Like other of you teachers, I have had the pride of sending more than one pupil to Goucher who are now graduates, one having been a member of the class who was specially to 'serenade' '1903' at the time of our fifteenth reunion, consequently. In the midst of our rejuvenating songs and talk, I felt suddenly, but not unpleasantly, (?loary?) when singled out by my 'stately junior'. Thus again I am returning to 'my girls' and very naturally as they are now almost the chief object of my life as, literally, I am more 'unattached' than the others of you who lay claim to that ward. So, when you think of the opportunity for real contact and vital influence given a resident teacher in a boarding school, you must not wonder, as some of you have done, that I do not seek a High School position. Often I feel I have my reward in the many graduates of years back still faithfully keep in touch with me; and in after years, knowing them on a different footing, I even at times have visited some of them in their own homes - and in the home in California I referred to there is a little girl whom I can claim as my name sake.

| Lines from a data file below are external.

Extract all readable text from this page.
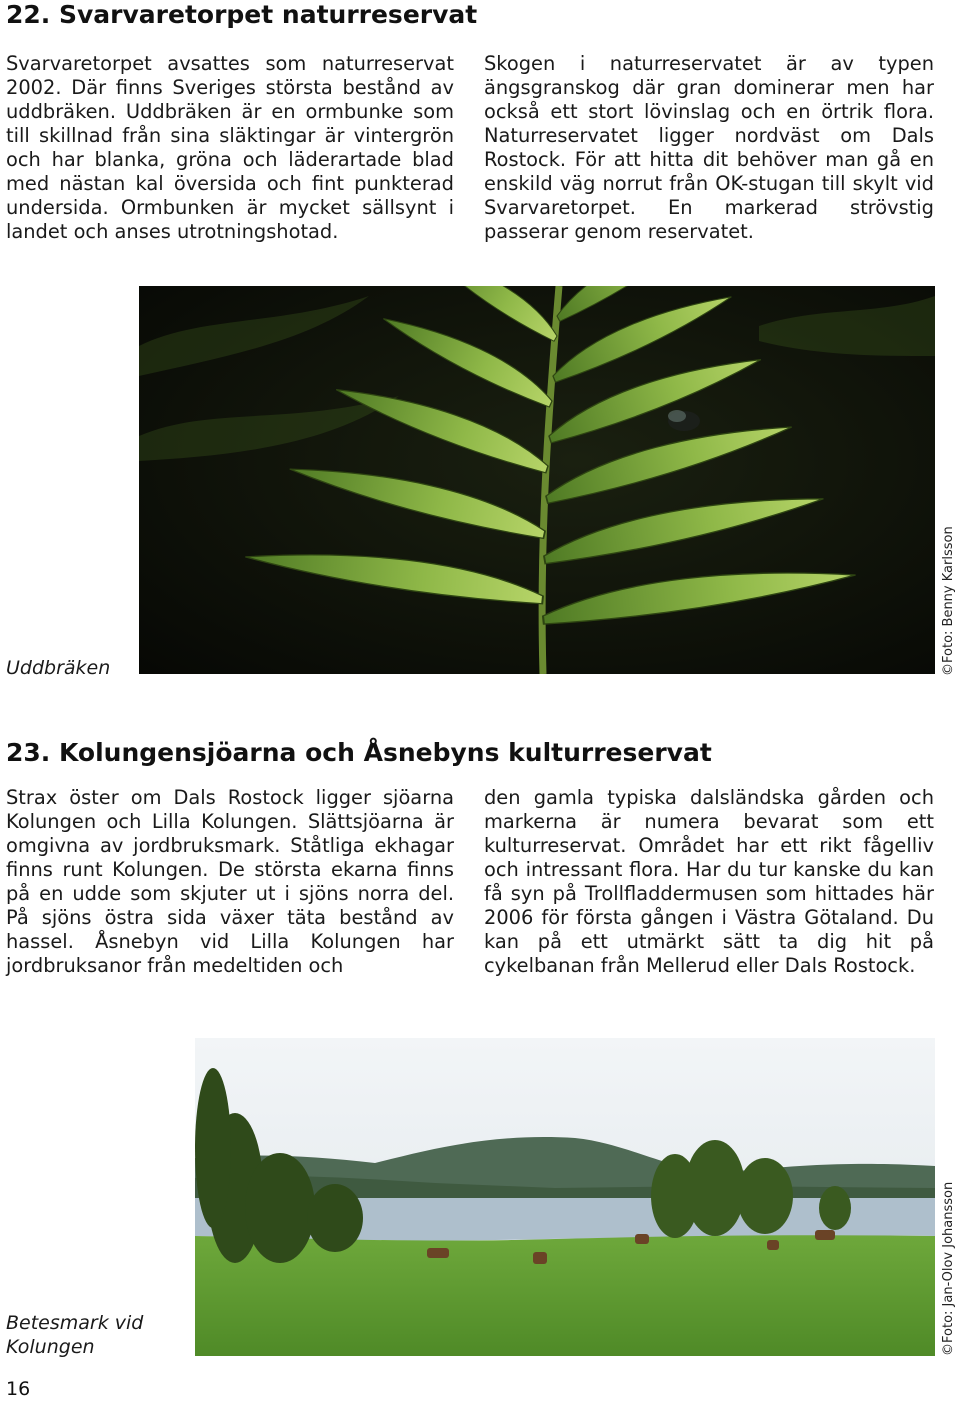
22. Svarvaretorpet naturreservat

Svarvaretorpet avsattes som naturreservat 2002. Där finns Sveriges största bestånd av uddbräken. Uddbräken är en ormbunke som till skillnad från sina släktingar är vintergrön och har blanka, gröna och läderartade blad med nästan kal översida och fint punkterad undersida. Ormbunken är mycket sällsynt i landet och anses utrotningshotad.

Skogen i naturreservatet är av typen ängsgranskog där gran dominerar men har också ett stort lövinslag och en örtrik flora. Naturreservatet ligger nordväst om Dals Rostock. För att hitta dit behöver man gå en enskild väg norrut från OK-stugan till skylt vid Svarvaretorpet. En markerad strövstig passerar genom reservatet.

Uddbräken	©Foto: Benny Karlsson
23. Kolungensjöarna och Åsnebyns kulturreservat

Strax öster om Dals Rostock ligger sjöarna Kolungen och Lilla Kolungen. Slättsjöarna är omgivna av jordbruksmark. Ståtliga ekhagar finns runt Kolungen. De största ekarna finns på en udde som skjuter ut i sjöns norra del. På sjöns östra sida växer täta bestånd av hassel. Åsnebyn vid Lilla Kolungen har jordbruksanor från medeltiden och

den gamla typiska dalsländska gården och markerna är numera bevarat som ett kulturreservat. Området har ett rikt fågelliv och intressant flora. Har du tur kanske du kan få syn på Trollfladdermusen som hittades här 2006 för första gången i Västra Götaland. Du kan på ett utmärkt sätt ta dig hit på cykelbanan från Mellerud eller Dals Rostock.

Betesmark vid Kolungen	©Foto: Jan-Olov Johansson
16
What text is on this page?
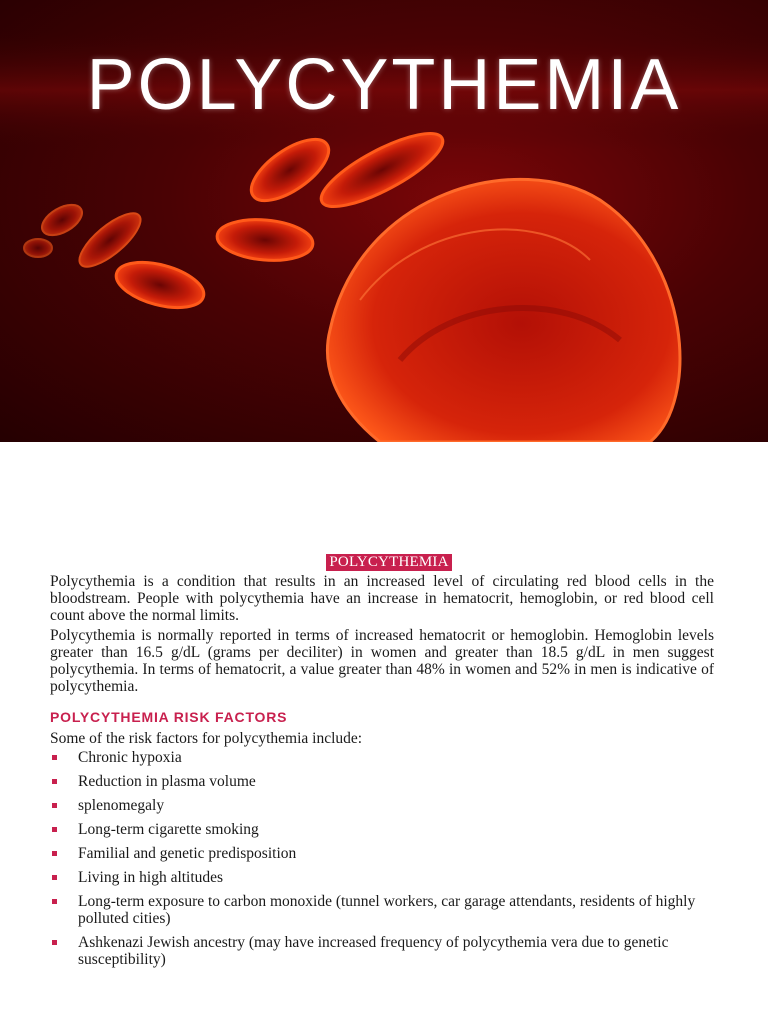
POLYCYTHEMIA
POLYCYTHEMIA

Polycythemia is a condition that results in an increased level of circulating red blood cells in the bloodstream. People with polycythemia have an increase in hematocrit, hemoglobin, or red blood cell count above the normal limits.

Polycythemia is normally reported in terms of increased hematocrit or hemoglobin. Hemoglobin levels greater than 16.5 g/dL (grams per deciliter) in women and greater than 18.5 g/dL in men suggest polycythemia. In terms of hematocrit, a value greater than 48% in women and 52% in men is indicative of polycythemia.

POLYCYTHEMIA RISK FACTORS

Some of the risk factors for polycythemia include:

Chronic hypoxia
Reduction in plasma volume
splenomegaly
Long-term cigarette smoking
Familial and genetic predisposition
Living in high altitudes
Long-term exposure to carbon monoxide (tunnel workers, car garage attendants, residents of highly polluted cities)
Ashkenazi Jewish ancestry (may have increased frequency of polycythemia vera due to genetic susceptibility)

My church work, too, is bound up with school activities. Howver, other church interests, frequent visits to friends, and my vacation trips, I trust, keep me from being narrow. On my vacation trip this summer I have had the inspiration of a churchworkers' Episcopal Conference at Geneva, NY. In summer, too, in my uncle's home (from which I am now writing) I get a blessed taste of home life, and I think, enough interest in housekeeping to appreciate the (?A Y S?) of the servant problem and the formula of H. C.L.!!
'Round Robin' is not only a sweet link with the past, but a pledge for the future, most of our letters growing more rather than less personal and intimate as the years go by. As our enthusiasm for our faithful bird seems enduring, why may not his flights go on until he will bring us news of the happy homes established by the daughters of '1903'! And how the rest of us who are not mothers may have realized other dreams of a 'peaceful hermitage' or of greater ambition, or of still greater spheres of service!
With this hope, and with heartiest greetings and very best wishes to all,
Very sincerely and cordially yours,
Letitia Everett Ricaud
P.S.
Do make more of a point of mentioning your husbands' occupations. The childrens pictures are so charming I only wish that more should Mother as the (?) Guardian Angel.